When she came to him, radiant, her hands full of the lilies, a couplet from a favourite poem darted into his head—
“A blossom vermeil white
That lightly breaks a faded
flower sheath,
Here, by God’s rood,
is the one maid for me.”
The next moment he was angry with himself for his folly. She was, after all, nothing but a child—and a child set apart from her fellow creatures by her sad defect. He must not let himself think nonsense.
“Thank you. These June lilies are the sweetest flowers the spring brings us. Do you know that their real name is the white narcissus?” She looked pleased and interested.
“No, I did not know,” she wrote. “I have often read of the white narcissus and wondered what it was like. I never thought of it being the same as my dear June lilies. I am glad you told me. I love flowers very much. They are my very good friends.”
“You couldn’t help being friends with the lilies. Like always takes to like,” said Eric. “Come and sit down on the old bench—here, where you were sitting that night I frightened you so badly. I could not imagine who or what you were. Sometimes I thought I had dreamed you—only,” he added under his breath and unheard by her, “I could never have dreamed anything half so lovely.”
She sat down beside him on the old bench and looked unshrinkingly in his face. There was no boldness in her glance—nothing but the most perfect, childlike trust and confidence. If there had been any evil in his heart—any skulking thought, he was afraid to acknowledge—those eyes must have searched it out and shamed it. But he could meet them unafraid. Then she wrote,
“I was very much frightened. You must have thought me very silly, but I had never seen any man except Uncle Thomas and Neil and the egg peddler. And you are different from them—oh, very, very different. I was afraid to come back here the next evening. And yet, somehow, I wanted to come. I did not want you to think I did not know how to behave. I sent Neil back for my bow in the morning. I could not do without it. I cannot speak, you know. Are you sorry?”
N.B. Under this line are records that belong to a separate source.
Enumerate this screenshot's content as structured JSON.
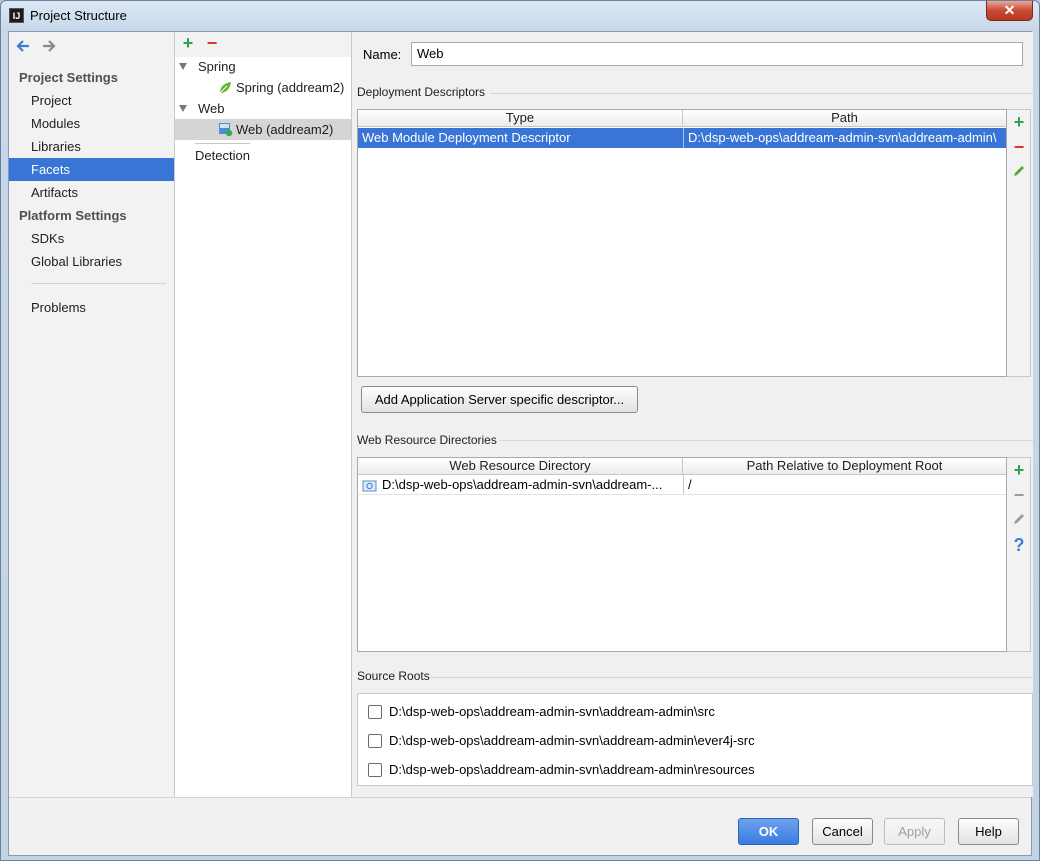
{
  "window": {
    "title": "Project Structure",
    "icon_text": "IJ",
    "close_label": "✕"
  },
  "nav": {
    "project_settings_label": "Project Settings",
    "platform_settings_label": "Platform Settings",
    "items": [
      "Project",
      "Modules",
      "Libraries",
      "Facets",
      "Artifacts"
    ],
    "platform_items": [
      "SDKs",
      "Global Libraries"
    ],
    "problems_label": "Problems",
    "selected": "Facets"
  },
  "tree": {
    "add_icon": "+",
    "remove_icon": "−",
    "nodes": [
      {
        "label": "Spring",
        "level": 0
      },
      {
        "label": "Spring (addream2)",
        "level": 1
      },
      {
        "label": "Web",
        "level": 0
      },
      {
        "label": "Web (addream2)",
        "level": 1
      }
    ],
    "detection_label": "Detection"
  },
  "main": {
    "name_label": "Name:",
    "name_value": "Web",
    "deployment_title": "Deployment Descriptors",
    "deployment_columns": [
      "Type",
      "Path"
    ],
    "deployment_rows": [
      {
        "type": "Web Module Deployment Descriptor",
        "path": "D:\\dsp-web-ops\\addream-admin-svn\\addream-admin\\"
      }
    ],
    "add_server_button": "Add Application Server specific descriptor...",
    "web_resource_title": "Web Resource Directories",
    "web_resource_columns": [
      "Web Resource Directory",
      "Path Relative to Deployment Root"
    ],
    "web_resource_rows": [
      {
        "directory": "D:\\dsp-web-ops\\addream-admin-svn\\addream-...",
        "relative": "/"
      }
    ],
    "source_roots_title": "Source Roots",
    "source_roots": [
      "D:\\dsp-web-ops\\addream-admin-svn\\addream-admin\\src",
      "D:\\dsp-web-ops\\addream-admin-svn\\addream-admin\\ever4j-src",
      "D:\\dsp-web-ops\\addream-admin-svn\\addream-admin\\resources"
    ]
  },
  "footer": {
    "ok": "OK",
    "cancel": "Cancel",
    "apply": "Apply",
    "help": "Help"
  },
  "colors": {
    "selection": "#3875d7",
    "add": "#2ea44f",
    "remove": "#d9342b",
    "help": "#3a7fd5"
  }
}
“I am very sorry for your sake.”
“Yes, but what I mean is, would you like me better if I could speak like other people?”
“No, it does not make any difference in that way, Kilmeny. By the way, do you mind my calling you Kilmeny?”
She looked puzzled and wrote, “What else should you call me? That is my name. Everybody calls me that.”
“But I am such a stranger to you that perhaps you would wish me to call you Miss Gordon.”
“Oh, no, I would not like that,” she wrote quickly, with a distressed look on her face. “Nobody ever calls me that. It would make me feel as if I were not myself but somebody else. And you do not seem like a stranger to me. Is there any reason why you should not call me Kilmeny?”